The hillsides and valleys and tablelands are the table of the sheep, spread
with food and drink for them. The tables of their masters are not unlike
their own, for in nomadic countries, humans commonly spread a skin upon the
ground before the door of their tent, and, placing on it their simple foods,
they squat upon the ground around it and eat. Often both their own and their
master’s meal is in the presence of enemies, wild animals who, emboldened by
hunger, may attack, and sometimes are thieves who live from the spoil of other
men’s labor. The shepherd prepares a table before the sheep, truly in the
presence of their enemies.

 

Humans often feel today that they are surrounded by persons and circumstances and
events that are adverse to their best interests.

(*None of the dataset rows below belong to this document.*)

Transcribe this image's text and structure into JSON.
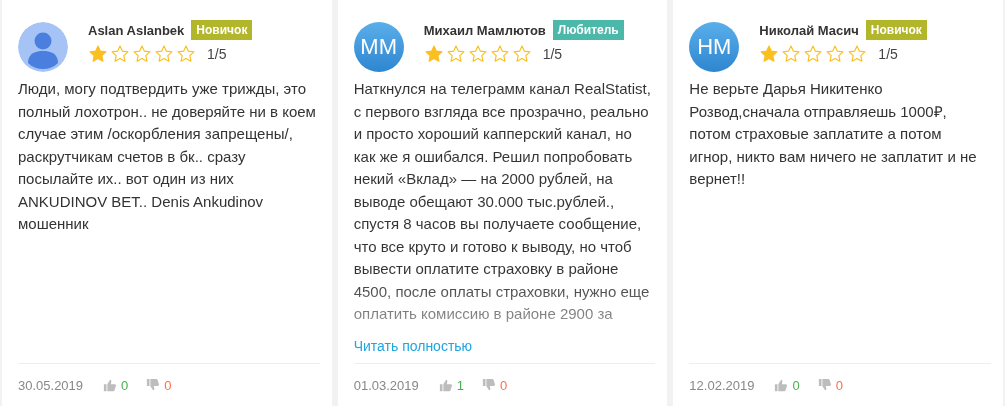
{
  "reviews": [
    {
      "author": "Aslan Aslanbek",
      "avatar": {
        "kind": "silhouette"
      },
      "badge": {
        "label": "Новичок",
        "color": "#b2b62a"
      },
      "stars": 1,
      "rating": "1/5",
      "text": "Люди, могу подтвердить уже трижды, это полный лохотрон.. не доверяйте ни в коем случае этим /оскорбления запрещены/, раскрутчикам счетов в бк.. сразу посылайте их.. вот один из них ANKUDINOV BET.. Denis Ankudinov мошенник",
      "truncated": false,
      "date": "30.05.2019",
      "likes": "0",
      "dislikes": "0"
    },
    {
      "author": "Михаил Мамлютов",
      "avatar": {
        "kind": "initials",
        "initials": "ММ"
      },
      "badge": {
        "label": "Любитель",
        "color": "#4cb8a9"
      },
      "stars": 1,
      "rating": "1/5",
      "text": "Наткнулся на телеграмм канал RealStatist, с первого взгляда все прозрачно, реально и просто хороший капперский канал, но как же я ошибался. Решил попробовать некий «Вклад» — на 2000 рублей, на выводе обещают 30.000 тыс.рублей., спустя 8 часов вы получаете сообщение, что все круто и готово к выводу, но чтоб вывести оплатите страховку в районе 4500, после оплаты страховки, нужно еще оплатить комиссию в районе 2900 за",
      "truncated": true,
      "read_more": "Читать полностью",
      "date": "01.03.2019",
      "likes": "1",
      "dislikes": "0"
    },
    {
      "author": "Николай Масич",
      "avatar": {
        "kind": "initials",
        "initials": "НМ"
      },
      "badge": {
        "label": "Новичок",
        "color": "#b2b62a"
      },
      "stars": 1,
      "rating": "1/5",
      "text": "Не верьте Дарья Никитенко\nРозвод,сначала отправляешь 1000₽, потом страховые заплатите а потом\nигнор, никто вам ничего не заплатит и не вернет!!",
      "truncated": false,
      "date": "12.02.2019",
      "likes": "0",
      "dislikes": "0"
    }
  ]
}
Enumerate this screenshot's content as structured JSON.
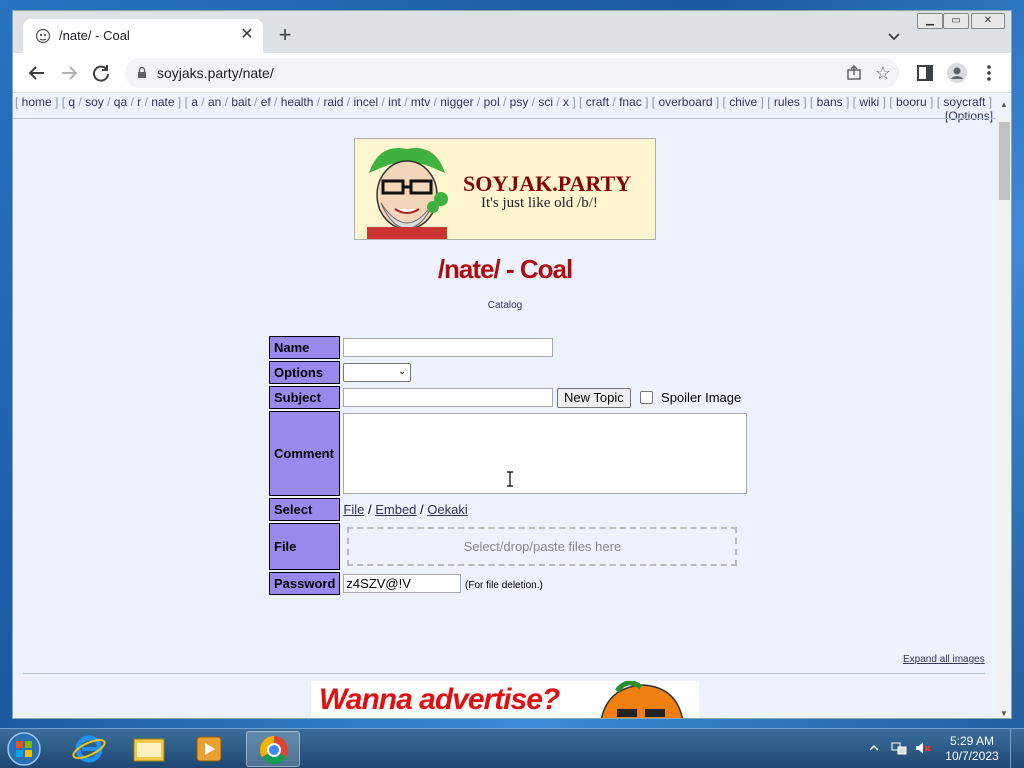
{
  "browser": {
    "tab_title": "/nate/ - Coal",
    "url": "soyjaks.party/nate/"
  },
  "boardlist": {
    "groups": [
      [
        "home"
      ],
      [
        "q",
        "soy",
        "qa",
        "r",
        "nate"
      ],
      [
        "a",
        "an",
        "bait",
        "ef",
        "health",
        "raid",
        "incel",
        "int",
        "mtv",
        "nigger",
        "pol",
        "psy",
        "sci",
        "x"
      ],
      [
        "craft",
        "fnac"
      ],
      [
        "overboard"
      ],
      [
        "chive"
      ],
      [
        "rules"
      ],
      [
        "bans"
      ],
      [
        "wiki"
      ],
      [
        "booru"
      ],
      [
        "soycraft"
      ]
    ],
    "options_label": "[Options]"
  },
  "banner": {
    "title": "SOYJAK.PARTY",
    "subtitle": "It's just like old /b/!"
  },
  "board": {
    "title": "/nate/ - Coal",
    "catalog_link": "Catalog"
  },
  "form": {
    "name_label": "Name",
    "options_label": "Options",
    "subject_label": "Subject",
    "new_topic_button": "New Topic",
    "spoiler_label": "Spoiler Image",
    "comment_label": "Comment",
    "select_label": "Select",
    "select_links": [
      "File",
      "Embed",
      "Oekaki"
    ],
    "file_label": "File",
    "dropzone_text": "Select/drop/paste files here",
    "password_label": "Password",
    "password_value": "z4SZV@!V",
    "password_note": "(For file deletion.)"
  },
  "page": {
    "expand_images": "Expand all images",
    "ad_text": "Wanna advertise?"
  },
  "taskbar": {
    "time": "5:29 AM",
    "date": "10/7/2023"
  },
  "colors": {
    "header_cell": "#9988ee",
    "board_title": "#af0a0f",
    "page_bg": "#eef2ff"
  }
}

It sometimes seems to them as if
all life is a kind of conspiracy against them, separating them from all they want
to possess or achieve; in the “fell clutch of circumstance” they do not always
clearly know the Shepherd’s guidance, or hear God’s gentle voice amid the din of
other voices. Good, then, it is to know and to affirm, “Thou preparest a table
before me in the presence of mine enemies.” My trust is in Thee.

 

We come now to the closing lines of the shepherd’s immortal song and to the
closing scenes in the shepherd’s day. From dawn until sunset he has trudged the
hills and valleys with them, going before them, making their way safe and plain
and easy, finding them food, guarding them against dangers both imaginary and
real, bringing them safely home again.

 

Now, as the sheep return to the fold, comes the most beautiful scene of all. The
shepherd stands guard at the entrance to the fold. He has a dipper of olive oil,
and another, brimful of cool water, by his side. He examines the sheep as they
enter. If he finds a bruise or cut, he cleanses it and binds it up with a healing
ointment. His quick eye and gentle hands seek out the weariest animals, a ewe
heavy with young, or a lamb that is still none too steady on its wobbly legs. He
refills his cup of water, and lets the tired animal drink its fill. He anoints
the hot, dusty head, bramble-torn as well, perhaps, with the healing olive oil,
and sends the poor beast on to its night of rest. Not until the last of his
charges is safely cared for, and the door of the fold closed and barred, does he
retire to his own refreshment. Surely, with such a good shepherd, goodness and
mercy shall follow them all the days of their lives!

 

The sun has set. The flock is safely in its fold. Its low murmurings have hushed
to quiet. Twilight deepens into night, velvet-soft, and darkest blue. A light
twinkles in the window of the herdsman’s home, beckoning him a welcome. Overhead
the steadfast stars appear.”  EW and CIC

 

That is such a beautiful piece; and for each of us, that peaceful faith and irrepressible courage the shepherd holds and the trust of the sheep toward their shepherd is that strength that keeps us moving forward on our journey. And during the evening and starry night, we can rest knowing our shepherd is standing by us.
The Lord is OUR shepherd, and His presence allows us to find that peace that passes all understanding. That sweet simplicity of the shepherd’s song to the challenge and activity of our own busy days, the closing words of the singer of Israel echo in our hearts, “Thou anointest my head with oil; my cup runneth over. Surely goodness and mercy shall follow me all the days of my life: and I will dwell in the house of the Lord forever.”

 

May the Lord, our Shepherd, bless you!